Mom looked confused. "Why are you defending this place? I thought you hated it here."
I shrugged. "I guess I wish that we didn't have to move, but I know that we aren't going back so I'm just going to figure out how to like it here," I said.
My mom looked really proud and hugged me again.
"But remember," she said, "if any of those kids are mean to you, you just tell me their names and I'll march to your school and kick all of their asses."
"Mom!" I gasped. "No swearing!"
She laughed. "Sorry," she said, but I knew she didn't mean it.
That night when I went to bed in my room (even though I was sleeping in a sleeping bag) I thought about how much I love my mom, but it's always these quiet, calm nights when I'm thinking about how much I love my mom when a question always seems to pop into my head. Who's my dad?
My mom would never tell me. She used to have a picture of him in her purse. I looked at it once but Mom caught me and got really mad and the next time I looked, it wasn't in her purse anymore. I want a Dad. I remember last year for Christmas, my mom asked me what I wanted for Christmas so she could pass the message on to Santa and I said a Dad.
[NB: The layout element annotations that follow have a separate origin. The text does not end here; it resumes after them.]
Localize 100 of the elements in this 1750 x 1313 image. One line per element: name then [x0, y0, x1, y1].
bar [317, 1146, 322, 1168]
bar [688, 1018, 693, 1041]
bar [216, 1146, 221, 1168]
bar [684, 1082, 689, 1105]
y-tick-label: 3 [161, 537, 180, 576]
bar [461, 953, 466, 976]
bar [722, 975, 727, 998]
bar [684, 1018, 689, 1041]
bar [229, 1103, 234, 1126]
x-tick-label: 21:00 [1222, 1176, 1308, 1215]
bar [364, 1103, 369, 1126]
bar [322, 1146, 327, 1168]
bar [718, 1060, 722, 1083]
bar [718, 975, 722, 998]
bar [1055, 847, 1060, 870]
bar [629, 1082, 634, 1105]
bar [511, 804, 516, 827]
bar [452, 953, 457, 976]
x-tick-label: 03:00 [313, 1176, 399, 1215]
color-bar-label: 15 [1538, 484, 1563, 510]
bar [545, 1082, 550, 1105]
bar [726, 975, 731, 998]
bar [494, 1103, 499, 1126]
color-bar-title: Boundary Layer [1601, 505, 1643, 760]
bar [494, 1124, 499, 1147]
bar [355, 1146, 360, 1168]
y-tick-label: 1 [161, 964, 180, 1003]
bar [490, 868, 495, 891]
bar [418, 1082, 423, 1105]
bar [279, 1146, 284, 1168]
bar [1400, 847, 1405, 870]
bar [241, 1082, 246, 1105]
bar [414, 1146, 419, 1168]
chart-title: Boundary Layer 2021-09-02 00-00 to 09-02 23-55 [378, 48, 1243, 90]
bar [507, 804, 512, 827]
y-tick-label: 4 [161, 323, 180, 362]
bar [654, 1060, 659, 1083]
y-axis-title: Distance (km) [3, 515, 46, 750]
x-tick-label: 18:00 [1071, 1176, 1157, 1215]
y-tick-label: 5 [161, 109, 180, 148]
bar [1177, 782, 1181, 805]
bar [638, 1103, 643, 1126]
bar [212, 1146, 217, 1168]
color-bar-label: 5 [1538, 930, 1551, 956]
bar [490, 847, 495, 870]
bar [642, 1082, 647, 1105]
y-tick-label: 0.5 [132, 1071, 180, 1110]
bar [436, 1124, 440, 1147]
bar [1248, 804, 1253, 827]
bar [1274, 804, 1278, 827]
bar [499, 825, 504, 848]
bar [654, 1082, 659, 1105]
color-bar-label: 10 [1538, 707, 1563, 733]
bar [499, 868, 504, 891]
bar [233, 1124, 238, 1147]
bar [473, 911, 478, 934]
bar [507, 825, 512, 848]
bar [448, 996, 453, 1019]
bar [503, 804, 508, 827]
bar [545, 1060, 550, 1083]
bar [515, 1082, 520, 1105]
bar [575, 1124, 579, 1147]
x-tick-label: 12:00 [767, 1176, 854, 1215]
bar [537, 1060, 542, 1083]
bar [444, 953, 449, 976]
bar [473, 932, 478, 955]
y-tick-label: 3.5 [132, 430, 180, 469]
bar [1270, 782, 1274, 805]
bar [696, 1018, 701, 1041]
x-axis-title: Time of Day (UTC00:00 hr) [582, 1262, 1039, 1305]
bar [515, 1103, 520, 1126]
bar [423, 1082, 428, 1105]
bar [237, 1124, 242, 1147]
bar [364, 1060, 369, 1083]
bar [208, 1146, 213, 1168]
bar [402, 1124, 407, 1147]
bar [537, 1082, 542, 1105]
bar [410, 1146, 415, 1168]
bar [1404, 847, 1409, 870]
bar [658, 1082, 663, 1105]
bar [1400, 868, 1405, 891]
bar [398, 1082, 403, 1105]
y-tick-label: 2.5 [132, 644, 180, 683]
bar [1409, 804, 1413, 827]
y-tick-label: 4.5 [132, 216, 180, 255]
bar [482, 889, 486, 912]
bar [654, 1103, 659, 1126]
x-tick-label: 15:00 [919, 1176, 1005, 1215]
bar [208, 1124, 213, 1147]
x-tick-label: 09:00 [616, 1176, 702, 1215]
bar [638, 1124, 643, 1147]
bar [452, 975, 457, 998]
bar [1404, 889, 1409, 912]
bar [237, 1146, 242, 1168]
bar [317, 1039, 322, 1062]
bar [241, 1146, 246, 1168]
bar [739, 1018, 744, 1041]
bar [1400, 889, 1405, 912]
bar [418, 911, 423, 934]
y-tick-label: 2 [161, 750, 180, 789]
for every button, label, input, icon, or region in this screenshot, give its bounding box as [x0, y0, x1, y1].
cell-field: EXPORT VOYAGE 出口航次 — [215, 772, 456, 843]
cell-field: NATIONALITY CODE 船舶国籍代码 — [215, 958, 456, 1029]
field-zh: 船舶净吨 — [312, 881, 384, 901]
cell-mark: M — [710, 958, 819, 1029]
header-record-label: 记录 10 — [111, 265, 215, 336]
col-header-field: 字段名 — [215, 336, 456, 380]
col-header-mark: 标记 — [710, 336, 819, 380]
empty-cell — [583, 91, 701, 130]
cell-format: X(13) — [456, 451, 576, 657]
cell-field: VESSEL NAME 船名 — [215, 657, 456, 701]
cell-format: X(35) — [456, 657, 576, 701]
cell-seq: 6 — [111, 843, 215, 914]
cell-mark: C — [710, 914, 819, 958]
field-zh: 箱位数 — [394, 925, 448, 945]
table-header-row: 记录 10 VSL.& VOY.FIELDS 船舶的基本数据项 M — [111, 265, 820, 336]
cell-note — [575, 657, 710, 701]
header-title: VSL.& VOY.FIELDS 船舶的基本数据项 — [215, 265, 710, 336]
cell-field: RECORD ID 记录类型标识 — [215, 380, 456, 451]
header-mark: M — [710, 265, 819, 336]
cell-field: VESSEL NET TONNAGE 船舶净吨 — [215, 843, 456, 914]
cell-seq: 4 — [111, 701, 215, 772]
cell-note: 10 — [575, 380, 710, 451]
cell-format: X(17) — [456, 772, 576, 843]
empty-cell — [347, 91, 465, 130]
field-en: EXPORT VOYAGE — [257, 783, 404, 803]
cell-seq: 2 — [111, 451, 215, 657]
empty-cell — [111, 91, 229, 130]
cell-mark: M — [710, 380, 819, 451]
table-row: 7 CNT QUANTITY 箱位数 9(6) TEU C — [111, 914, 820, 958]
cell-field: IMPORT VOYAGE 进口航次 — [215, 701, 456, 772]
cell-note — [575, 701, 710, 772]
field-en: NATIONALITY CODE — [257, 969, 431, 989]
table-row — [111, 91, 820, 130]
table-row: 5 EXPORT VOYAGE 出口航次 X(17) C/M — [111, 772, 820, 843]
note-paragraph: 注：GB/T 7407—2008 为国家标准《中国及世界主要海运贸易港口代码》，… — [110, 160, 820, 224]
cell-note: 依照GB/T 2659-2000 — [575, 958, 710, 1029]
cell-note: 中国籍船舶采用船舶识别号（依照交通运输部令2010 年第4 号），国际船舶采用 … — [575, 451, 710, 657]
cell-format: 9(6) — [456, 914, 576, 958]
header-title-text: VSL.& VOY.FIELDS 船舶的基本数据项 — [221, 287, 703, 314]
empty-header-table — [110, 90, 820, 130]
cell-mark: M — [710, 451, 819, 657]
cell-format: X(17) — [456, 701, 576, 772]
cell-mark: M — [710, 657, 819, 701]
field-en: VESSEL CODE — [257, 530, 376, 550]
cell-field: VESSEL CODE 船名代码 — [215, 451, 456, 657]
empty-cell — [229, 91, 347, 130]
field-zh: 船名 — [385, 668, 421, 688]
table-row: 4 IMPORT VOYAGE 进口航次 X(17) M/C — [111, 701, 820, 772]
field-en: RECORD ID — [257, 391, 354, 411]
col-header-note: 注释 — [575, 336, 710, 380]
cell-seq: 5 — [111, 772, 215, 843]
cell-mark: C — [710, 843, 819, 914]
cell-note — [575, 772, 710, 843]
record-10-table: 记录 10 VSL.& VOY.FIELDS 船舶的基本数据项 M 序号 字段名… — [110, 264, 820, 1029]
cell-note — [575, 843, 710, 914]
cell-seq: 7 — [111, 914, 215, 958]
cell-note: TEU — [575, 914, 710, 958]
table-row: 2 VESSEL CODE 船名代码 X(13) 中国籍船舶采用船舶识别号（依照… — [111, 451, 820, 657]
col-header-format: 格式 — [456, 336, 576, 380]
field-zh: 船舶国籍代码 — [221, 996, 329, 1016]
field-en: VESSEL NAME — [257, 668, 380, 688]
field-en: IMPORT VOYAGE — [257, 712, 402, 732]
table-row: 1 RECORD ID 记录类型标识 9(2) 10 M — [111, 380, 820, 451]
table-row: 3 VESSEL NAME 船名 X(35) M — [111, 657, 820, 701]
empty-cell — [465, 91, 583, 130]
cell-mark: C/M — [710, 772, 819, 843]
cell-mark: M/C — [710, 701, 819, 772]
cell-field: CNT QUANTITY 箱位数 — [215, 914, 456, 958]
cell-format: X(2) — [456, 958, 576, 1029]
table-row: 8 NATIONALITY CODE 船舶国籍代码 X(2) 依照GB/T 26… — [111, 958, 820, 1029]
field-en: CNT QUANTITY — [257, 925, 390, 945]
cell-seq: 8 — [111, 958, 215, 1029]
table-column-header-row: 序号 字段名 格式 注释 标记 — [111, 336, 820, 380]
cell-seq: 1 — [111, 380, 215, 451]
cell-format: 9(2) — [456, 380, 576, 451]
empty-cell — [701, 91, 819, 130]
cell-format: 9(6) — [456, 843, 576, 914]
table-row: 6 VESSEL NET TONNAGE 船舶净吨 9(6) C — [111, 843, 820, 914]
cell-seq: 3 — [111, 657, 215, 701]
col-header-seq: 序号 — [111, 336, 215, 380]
She looked really sad and I pretended I couldn't hear her crying in her room. I know Mom should be enough for me but sometimes I want a Dad really bad. It's not that my mom hasn't had boyfriends, she's had tons of boyfriends, but most of them didn't stick around very long. In fact, most of them tell me that they love my mom so I won't hate them, but then they just run off a couple of months later.
All of a sudden, I got an idea. It was risky but if I can pull it off, I could get the answers to my questions. I grabbed my flashlight from under my pillow and crept downstairs. I was pretty sure my mom was asleep, but I checked her room to make sure. I could hear my blood pumping in my ears. If my mom caught me, I was dead. We have this special box that's really heavy and made of metal that mom says is to protect special papers. Like the one paper that I was looking for: my birth certificate. I heard that your birth certificate says where you're born and your parents. That's what I was looking forward.
Finding the box was pretty easy and I already knew where my mom keeps the key. I grabbed the key from Mom's purse and opened the box. I really sure what I was looking for since I couldn't read any of it but I found a piece of paper in an envelope that had my name on the top. I put the envelope in my backpack. I could get someone to read who my dad is tomorrow.
I ran back to bed. I was so excited I couldn't sleep and it wasn't long before the soft light of the early sun was coming through my windows.